= Marianne Boesky Gallery =

Art gallery in New York and Colorado, US

Marianne Boesky Gallery is an art gallery located in the New York City neighborhood of Chelsea and Aspen, Colorado. Founded in 1996 in Soho by Marianne Boesky, it specializes in contemporary art. It represents established artists like Frank Stella and Jennifer Bartlett and a younger generation of artists like Sanford Biggers, The Haas Brothers, and Jammie Holmes. The gallery has two exhibition spaces in New York City and one in Aspen.

==History==
The daughter of Ivan Boesky, Marianne Boesky founded her eponymous gallery in Soho in 1996. She developed her program by representing and introducing the art world to Lisa Yuskavage, Takashi Murakami, and Yoshitomo Nara.
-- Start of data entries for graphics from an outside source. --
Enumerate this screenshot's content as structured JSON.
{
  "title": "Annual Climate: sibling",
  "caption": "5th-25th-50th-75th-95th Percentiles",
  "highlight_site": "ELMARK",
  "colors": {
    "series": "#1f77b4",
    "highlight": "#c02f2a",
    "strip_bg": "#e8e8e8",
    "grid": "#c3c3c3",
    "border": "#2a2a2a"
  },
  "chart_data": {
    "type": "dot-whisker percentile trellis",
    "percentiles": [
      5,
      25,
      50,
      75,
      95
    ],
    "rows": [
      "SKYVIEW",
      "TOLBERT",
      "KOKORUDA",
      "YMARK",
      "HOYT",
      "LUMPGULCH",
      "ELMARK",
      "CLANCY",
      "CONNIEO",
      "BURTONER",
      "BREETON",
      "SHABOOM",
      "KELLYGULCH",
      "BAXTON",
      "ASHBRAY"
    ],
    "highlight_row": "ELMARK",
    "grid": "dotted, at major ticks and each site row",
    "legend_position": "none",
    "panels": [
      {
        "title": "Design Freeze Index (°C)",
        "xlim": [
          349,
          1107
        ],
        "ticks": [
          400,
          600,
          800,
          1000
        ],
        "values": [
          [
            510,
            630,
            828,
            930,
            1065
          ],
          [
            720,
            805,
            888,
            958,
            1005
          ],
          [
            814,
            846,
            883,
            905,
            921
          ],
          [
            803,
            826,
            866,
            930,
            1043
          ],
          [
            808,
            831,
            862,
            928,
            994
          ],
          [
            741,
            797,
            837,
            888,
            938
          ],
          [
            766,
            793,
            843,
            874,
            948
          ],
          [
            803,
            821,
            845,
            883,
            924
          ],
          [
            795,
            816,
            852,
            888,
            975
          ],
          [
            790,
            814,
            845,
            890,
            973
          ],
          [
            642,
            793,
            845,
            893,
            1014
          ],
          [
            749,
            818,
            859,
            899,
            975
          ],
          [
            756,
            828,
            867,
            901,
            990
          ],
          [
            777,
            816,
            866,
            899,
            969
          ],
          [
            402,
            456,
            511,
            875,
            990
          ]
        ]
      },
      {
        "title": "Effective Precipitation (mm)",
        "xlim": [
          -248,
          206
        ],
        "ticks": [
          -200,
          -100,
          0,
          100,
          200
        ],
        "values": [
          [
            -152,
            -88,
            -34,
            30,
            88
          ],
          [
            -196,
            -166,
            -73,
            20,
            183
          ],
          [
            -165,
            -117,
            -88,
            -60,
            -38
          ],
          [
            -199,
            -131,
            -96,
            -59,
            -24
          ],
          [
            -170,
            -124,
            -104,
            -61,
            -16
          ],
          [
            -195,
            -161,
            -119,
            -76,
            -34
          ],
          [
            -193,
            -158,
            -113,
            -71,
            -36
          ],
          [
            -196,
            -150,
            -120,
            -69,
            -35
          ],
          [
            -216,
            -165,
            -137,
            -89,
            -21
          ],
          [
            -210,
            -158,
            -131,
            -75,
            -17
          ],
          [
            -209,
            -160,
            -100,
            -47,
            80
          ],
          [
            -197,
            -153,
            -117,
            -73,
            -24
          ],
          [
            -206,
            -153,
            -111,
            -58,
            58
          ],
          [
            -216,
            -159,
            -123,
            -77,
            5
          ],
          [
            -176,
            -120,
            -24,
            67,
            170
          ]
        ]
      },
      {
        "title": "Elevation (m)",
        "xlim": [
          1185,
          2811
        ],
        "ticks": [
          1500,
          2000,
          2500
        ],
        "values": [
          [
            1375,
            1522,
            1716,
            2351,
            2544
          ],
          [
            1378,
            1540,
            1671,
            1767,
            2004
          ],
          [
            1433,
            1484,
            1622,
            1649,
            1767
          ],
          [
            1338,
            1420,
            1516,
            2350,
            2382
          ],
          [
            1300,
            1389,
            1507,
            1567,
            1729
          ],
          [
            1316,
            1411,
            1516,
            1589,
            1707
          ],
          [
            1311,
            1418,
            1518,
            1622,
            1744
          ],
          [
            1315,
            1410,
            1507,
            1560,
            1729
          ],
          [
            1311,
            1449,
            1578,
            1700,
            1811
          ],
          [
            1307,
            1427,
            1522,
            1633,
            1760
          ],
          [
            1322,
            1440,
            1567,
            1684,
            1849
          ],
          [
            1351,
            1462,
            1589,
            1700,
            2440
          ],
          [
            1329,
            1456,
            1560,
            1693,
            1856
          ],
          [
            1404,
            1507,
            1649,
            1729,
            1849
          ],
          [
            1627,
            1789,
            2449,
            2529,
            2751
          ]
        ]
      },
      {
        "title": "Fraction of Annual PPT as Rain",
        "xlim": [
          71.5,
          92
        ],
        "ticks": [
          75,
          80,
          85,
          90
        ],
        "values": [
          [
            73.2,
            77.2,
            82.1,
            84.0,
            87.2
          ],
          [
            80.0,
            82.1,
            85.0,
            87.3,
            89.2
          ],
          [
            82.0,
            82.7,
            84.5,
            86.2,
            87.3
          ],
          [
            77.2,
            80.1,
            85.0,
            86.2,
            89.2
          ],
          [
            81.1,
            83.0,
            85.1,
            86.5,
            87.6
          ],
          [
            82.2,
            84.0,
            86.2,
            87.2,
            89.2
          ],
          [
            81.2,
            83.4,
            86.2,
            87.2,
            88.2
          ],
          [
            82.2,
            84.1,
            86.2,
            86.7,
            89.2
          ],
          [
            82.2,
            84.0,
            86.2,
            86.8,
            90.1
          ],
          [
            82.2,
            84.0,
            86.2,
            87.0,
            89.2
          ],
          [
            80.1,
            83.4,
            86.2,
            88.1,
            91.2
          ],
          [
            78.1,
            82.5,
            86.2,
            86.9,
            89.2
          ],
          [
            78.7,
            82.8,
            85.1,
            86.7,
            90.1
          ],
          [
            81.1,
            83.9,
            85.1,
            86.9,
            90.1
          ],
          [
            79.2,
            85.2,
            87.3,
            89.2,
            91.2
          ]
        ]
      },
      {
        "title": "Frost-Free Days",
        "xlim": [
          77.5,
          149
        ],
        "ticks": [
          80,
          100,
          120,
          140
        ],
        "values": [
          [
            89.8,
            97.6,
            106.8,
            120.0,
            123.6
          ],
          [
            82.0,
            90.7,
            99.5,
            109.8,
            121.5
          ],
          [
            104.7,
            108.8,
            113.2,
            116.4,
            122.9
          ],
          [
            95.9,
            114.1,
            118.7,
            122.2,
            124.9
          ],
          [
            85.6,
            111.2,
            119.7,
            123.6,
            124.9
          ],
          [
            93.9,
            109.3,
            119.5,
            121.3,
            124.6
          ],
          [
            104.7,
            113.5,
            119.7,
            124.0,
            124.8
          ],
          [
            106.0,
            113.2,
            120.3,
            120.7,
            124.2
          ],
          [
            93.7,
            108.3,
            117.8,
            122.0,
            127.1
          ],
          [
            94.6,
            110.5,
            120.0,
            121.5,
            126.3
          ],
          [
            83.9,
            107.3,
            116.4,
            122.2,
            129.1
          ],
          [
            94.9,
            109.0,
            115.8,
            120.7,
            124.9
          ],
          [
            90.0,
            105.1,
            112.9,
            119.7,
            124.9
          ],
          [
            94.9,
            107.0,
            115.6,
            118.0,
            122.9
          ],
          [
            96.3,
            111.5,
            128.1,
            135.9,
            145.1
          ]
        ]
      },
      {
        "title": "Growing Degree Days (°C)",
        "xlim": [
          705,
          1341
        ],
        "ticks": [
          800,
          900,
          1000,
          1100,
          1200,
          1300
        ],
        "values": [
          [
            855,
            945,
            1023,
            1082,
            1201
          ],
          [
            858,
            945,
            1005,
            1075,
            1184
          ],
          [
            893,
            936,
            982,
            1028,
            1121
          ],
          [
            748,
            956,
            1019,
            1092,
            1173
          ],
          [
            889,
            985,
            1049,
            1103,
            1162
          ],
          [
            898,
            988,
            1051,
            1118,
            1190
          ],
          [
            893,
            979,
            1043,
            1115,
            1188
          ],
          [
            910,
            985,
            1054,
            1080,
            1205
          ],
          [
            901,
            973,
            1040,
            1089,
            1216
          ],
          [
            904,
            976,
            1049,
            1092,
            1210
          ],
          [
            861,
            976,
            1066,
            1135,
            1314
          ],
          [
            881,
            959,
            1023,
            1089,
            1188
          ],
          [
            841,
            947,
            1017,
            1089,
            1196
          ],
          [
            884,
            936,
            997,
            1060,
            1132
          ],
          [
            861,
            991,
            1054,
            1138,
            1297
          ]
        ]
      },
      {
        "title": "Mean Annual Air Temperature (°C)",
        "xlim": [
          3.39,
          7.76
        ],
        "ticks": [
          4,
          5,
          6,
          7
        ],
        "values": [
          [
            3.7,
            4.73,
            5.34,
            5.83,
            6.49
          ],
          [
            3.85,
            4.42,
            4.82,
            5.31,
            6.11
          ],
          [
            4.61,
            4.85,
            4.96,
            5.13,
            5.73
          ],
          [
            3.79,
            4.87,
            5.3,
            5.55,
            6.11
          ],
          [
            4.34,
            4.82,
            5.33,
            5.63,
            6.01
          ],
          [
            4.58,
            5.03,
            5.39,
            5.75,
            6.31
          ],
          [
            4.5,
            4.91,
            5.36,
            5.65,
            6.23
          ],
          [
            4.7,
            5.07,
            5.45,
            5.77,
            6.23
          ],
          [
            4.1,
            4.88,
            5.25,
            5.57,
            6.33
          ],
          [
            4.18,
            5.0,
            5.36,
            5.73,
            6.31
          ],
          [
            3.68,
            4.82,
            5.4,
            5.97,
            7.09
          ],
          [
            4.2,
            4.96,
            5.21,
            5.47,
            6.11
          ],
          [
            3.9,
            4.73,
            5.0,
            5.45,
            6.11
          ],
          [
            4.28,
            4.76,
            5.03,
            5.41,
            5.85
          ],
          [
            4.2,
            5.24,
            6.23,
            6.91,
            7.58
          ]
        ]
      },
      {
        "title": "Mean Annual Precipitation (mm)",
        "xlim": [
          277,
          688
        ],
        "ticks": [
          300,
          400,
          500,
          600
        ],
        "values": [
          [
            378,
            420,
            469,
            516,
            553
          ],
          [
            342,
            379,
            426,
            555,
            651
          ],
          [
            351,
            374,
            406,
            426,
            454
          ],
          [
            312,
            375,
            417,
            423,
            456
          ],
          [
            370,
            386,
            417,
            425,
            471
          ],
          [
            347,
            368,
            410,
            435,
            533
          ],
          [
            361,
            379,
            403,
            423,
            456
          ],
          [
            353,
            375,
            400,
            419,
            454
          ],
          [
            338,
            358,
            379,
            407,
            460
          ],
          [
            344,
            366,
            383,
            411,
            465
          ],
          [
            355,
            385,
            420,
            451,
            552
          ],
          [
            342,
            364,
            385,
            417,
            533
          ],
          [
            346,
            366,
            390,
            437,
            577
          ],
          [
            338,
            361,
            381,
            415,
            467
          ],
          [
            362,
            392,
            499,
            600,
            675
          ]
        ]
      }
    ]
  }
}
From 2000 to 2005, Marianne Boesky Gallery leased a space in a building with many galleries on West 22nd Street in Chelsea. In 2006, the gallery commissioned a 10,000-square-foot building at 509 West 24th Street from architect Deborah Berke. From 2010 to 2016, it operated a space on East 64th Street. In 2014, the gallery expanded to the Lower East Side although this space was later closed in 2016 to expand the Chelsea location. In 2017, Boesky opened a location in Aspen, Colorado designed by the architect Annabelle Selldorf.

==Artists==
Marianne Boesky represents living artists, including:

- Ghada Amer
- Gina Beavers
- Sanford Biggers
- Björn Braun (since 2015)
- Pier Paolo Calzolari
- Julia Dault
- Sue de Beer
- Svenja Deininger
- Barnaby Furnas
- The Haas Brothers (since 2018)
- Allison Janae Hamilton
- Jay Heikes
- John Houck (since 2017)

- Jessica Jackson Hutchins
- Dashiell Manley (since 2016)
- Sarah Meyohas (since 2022)
- Donald Moffett
- Serge Alain Nitegeka
- William J. O'Brien
- Hans Op de Beeck
- Anthony Pearson
- Thiago Rocha Pitta
- Hannah Van Bart
- John Waters
- Claudia Wieser

In addition, the gallery manages various artist estates, including:
- Jennifer Bartlett (since 2018)
- Thornton Dial (since 2015)
- Maria Lai (since 2017)
- Salvatore Scarpitta

In addition, the gallery manages various artist estates, including:
- Takashi Murakami
- Frank Stella
- Lisa Yuskavage

==Personal life==
Boesky married equity sales trader Liam Culman in 2003, and their daughter, Ellie, was born the following year.